PELAIHARI,
banuapost.co.id– Kepala Desa Pasir
Putih, Mahdiansyah, mengaku tidak mengetahui adanya aktivitas penumpukan kayu
log rimba campuran pelaku pembalakan liar. Ia baru mengetahuinya, setelah
petugas mimintanya untuk ikut melihat lokasi penumpukan kayu illegal tersebut.
Mahdiansyah
memang tinggal di dekat ruas jalan trans-Kalimantan. Sedang lokasi penumpukan
berada sekitar 500 meter dari jalan raya, atau tepatnya berada di jalan poros
menuju Desa Riam Adungan.
Namun
truk-truk pengangkut kayu illegal, tidak melintasi jalan raya Trans-Kalimantan.
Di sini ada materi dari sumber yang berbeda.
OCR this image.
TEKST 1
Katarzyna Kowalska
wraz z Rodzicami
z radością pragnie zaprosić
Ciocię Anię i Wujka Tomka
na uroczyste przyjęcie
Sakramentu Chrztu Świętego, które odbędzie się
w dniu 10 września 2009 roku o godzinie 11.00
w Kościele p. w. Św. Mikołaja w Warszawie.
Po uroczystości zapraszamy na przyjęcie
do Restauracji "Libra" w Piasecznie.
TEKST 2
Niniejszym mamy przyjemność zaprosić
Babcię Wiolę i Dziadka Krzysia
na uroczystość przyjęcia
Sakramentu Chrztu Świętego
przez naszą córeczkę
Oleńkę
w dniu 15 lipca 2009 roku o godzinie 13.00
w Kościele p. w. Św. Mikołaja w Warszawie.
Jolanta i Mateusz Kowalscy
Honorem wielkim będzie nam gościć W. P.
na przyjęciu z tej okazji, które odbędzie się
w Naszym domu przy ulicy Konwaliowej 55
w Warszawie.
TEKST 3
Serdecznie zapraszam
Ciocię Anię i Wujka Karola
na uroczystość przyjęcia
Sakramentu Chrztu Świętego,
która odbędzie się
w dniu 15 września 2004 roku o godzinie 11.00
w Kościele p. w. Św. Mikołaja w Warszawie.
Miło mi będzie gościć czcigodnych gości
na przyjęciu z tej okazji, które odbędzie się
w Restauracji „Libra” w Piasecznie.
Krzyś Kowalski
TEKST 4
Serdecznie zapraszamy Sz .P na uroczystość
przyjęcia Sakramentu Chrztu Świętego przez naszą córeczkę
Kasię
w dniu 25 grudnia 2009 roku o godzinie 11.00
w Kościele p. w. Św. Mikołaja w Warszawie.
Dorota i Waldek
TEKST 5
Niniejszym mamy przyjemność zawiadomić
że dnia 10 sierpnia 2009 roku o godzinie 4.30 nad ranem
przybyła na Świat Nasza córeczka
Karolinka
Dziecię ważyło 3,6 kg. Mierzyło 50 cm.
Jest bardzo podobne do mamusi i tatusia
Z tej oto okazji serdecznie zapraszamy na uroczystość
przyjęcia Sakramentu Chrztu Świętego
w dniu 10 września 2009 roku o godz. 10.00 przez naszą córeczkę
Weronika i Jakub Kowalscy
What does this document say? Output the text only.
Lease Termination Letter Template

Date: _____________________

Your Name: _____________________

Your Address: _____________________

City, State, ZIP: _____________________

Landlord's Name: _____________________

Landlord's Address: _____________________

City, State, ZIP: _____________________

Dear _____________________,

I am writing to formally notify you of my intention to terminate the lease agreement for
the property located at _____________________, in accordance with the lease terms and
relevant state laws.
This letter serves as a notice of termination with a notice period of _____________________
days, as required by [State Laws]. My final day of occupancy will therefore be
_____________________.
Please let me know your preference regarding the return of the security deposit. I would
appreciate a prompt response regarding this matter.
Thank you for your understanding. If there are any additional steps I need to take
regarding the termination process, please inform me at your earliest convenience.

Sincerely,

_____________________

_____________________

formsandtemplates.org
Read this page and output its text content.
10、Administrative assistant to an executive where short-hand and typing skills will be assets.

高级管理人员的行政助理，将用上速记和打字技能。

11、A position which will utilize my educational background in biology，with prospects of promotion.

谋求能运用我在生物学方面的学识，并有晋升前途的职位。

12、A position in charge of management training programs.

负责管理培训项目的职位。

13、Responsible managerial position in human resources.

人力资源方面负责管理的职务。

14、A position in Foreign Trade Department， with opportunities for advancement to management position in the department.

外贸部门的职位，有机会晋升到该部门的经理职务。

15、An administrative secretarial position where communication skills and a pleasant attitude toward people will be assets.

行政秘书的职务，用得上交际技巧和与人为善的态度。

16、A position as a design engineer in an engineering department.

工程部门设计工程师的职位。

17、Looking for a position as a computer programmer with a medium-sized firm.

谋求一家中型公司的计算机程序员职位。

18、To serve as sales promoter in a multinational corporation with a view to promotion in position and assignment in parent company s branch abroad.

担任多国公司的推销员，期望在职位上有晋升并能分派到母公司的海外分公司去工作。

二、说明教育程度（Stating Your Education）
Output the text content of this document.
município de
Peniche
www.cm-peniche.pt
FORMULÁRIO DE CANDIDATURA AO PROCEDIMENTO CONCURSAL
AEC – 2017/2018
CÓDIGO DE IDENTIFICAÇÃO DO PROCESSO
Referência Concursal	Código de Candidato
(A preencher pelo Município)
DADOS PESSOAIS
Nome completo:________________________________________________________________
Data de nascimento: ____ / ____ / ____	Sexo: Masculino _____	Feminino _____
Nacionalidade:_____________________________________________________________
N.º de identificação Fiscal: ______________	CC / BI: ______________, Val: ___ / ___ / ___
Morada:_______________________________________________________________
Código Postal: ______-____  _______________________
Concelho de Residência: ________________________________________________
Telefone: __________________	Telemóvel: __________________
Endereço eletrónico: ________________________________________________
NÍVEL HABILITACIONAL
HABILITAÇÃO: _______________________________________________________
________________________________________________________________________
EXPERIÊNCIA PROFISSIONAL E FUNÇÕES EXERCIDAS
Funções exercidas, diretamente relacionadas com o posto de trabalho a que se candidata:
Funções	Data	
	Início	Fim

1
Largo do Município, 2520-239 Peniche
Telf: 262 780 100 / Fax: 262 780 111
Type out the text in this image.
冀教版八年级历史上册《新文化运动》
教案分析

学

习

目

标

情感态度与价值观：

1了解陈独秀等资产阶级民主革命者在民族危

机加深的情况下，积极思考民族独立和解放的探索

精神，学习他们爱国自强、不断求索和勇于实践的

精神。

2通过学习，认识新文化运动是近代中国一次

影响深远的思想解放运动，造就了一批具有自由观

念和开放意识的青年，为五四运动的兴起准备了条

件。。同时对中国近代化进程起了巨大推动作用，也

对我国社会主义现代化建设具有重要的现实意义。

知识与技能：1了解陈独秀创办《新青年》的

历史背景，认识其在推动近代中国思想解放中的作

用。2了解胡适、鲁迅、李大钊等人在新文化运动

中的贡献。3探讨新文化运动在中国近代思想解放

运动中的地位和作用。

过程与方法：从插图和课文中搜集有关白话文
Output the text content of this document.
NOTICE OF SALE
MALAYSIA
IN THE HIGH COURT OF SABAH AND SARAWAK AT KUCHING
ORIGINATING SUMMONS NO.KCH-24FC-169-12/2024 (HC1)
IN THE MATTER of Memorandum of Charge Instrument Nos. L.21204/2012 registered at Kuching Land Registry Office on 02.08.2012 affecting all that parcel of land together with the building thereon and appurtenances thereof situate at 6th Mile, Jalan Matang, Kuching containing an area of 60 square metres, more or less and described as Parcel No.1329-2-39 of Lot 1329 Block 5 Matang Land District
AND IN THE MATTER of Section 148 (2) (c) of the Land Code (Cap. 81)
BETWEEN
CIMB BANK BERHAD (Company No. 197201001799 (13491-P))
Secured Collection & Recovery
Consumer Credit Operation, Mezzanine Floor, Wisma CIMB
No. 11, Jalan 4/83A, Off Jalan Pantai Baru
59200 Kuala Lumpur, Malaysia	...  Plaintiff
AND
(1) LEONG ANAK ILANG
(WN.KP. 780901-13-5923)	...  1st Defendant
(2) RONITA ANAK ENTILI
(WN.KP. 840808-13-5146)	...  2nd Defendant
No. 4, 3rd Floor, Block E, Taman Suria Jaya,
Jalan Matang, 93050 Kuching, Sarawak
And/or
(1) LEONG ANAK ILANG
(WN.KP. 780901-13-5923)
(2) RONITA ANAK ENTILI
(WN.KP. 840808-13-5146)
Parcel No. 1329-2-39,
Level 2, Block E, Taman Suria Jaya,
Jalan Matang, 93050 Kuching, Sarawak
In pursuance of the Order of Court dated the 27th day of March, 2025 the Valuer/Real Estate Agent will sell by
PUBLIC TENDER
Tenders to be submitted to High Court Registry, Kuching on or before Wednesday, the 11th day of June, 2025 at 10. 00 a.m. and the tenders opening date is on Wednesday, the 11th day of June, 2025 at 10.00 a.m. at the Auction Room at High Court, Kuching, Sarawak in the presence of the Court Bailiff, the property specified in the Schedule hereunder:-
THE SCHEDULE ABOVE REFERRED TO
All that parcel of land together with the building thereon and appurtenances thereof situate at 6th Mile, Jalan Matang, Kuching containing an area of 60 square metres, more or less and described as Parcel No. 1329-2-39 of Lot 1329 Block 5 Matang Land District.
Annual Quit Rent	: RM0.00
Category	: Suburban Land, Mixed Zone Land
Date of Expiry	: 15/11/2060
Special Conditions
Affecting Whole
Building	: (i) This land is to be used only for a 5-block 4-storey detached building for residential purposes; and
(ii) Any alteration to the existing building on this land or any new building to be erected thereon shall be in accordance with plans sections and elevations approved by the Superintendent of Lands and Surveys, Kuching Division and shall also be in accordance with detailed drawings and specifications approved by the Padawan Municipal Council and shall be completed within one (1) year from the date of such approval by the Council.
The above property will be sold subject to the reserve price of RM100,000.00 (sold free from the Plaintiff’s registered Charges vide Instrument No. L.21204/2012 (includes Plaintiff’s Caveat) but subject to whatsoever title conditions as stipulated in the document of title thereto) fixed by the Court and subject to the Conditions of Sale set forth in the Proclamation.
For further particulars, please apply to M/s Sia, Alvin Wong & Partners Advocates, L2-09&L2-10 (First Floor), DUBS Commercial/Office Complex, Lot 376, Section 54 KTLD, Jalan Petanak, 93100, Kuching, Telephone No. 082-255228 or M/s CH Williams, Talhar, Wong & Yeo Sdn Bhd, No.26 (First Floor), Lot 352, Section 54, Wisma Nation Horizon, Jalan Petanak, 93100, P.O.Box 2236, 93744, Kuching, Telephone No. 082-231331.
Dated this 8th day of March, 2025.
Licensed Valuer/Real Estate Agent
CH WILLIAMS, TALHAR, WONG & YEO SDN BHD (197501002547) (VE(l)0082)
Melainkan dari lokasi pembalakan liar di Desa Riam Adungan, langsung masuk ke
kawasan perkebunan kelapa sawit.
“Kalau
kebun kelapa sawit tempat penumpukan kayu ini milik PT Indoraya Everlatex,”
kata Mahdiansyah saat ditanya awak media.
Ditambahkanya,
tumpukan kayu yang mencapai seribu batang lebih, kemungkinan besar mulai
ditumpuk para pelaku sejak musim kemarau tiba. Karena kalau musim hujan, sulit
melintasi jalan poros ke Desa Riam Adungan yang sebagian tergenang air.
Terbalik
Sementara
dalam pengungkapan kasus pembalakan liar ini, petugas sempat mengejar salah
satu truk yang tengah membawa kayu hasil pembalakan liar di Riam Adungan. Namun
saat berada di Gunung Kuning atau sekitar 35 kilometer dari lokasi penumpukan,
truk terbalik.
Tiga
puluh batang kayu log yang berada di bak truk menggelinding dan menutupi ruas
jalan. Sedangk sopir, langsung kabur di tengah kegelapan malam dan rimbunnya
kebun kelapa sawit.
Untuk
mengevakuasi truk, petugas terpaksa meminjam eksavator milik perusahaan yang
beroperasi di dekat lokasi kejadian. Evakuasi truk dan kayu muatannya
berlangsung Kamis (10/10) sore, disaksikan Kapolres Tala, AKBP Sentot Adi
Dharmawan.
Kasatreskrim
Polres Tala, AKP Alvin Agung Wibawa, mengatakan truk terbalik setelah berupaya
melarikan diri dari kejaran petugas. Truk tidak mampu menaiki tanjakan Gunung
Kuning.
“Saat
menjelang malam anggota melihat truk bermuatan kayu log bergerak dari arah Desa
Riam Adungan. Ketika akan disergap, sopir truk berupaya kabur dengan memacu
laju truk ditanjakan Gunung Kuning, hingga akhirnya terbalik,” ujar kasatreskrim.
Petugas
gagal mengamankan sopir truk yang berhasil menerobos kebun sawit di tengah
pekatnya malam. Petugas hanya berhasil mengamankan satu sopir dari tiga truk
yang diamankan.
Tiga
buah truk yang diamankan, saat ini berada di Mapolsek Pelaihari. Sementara
sopir dan pemilik bansaw, menjalani pemeriksaan di Mapolres Tala. (zkl/foto: zul yunus)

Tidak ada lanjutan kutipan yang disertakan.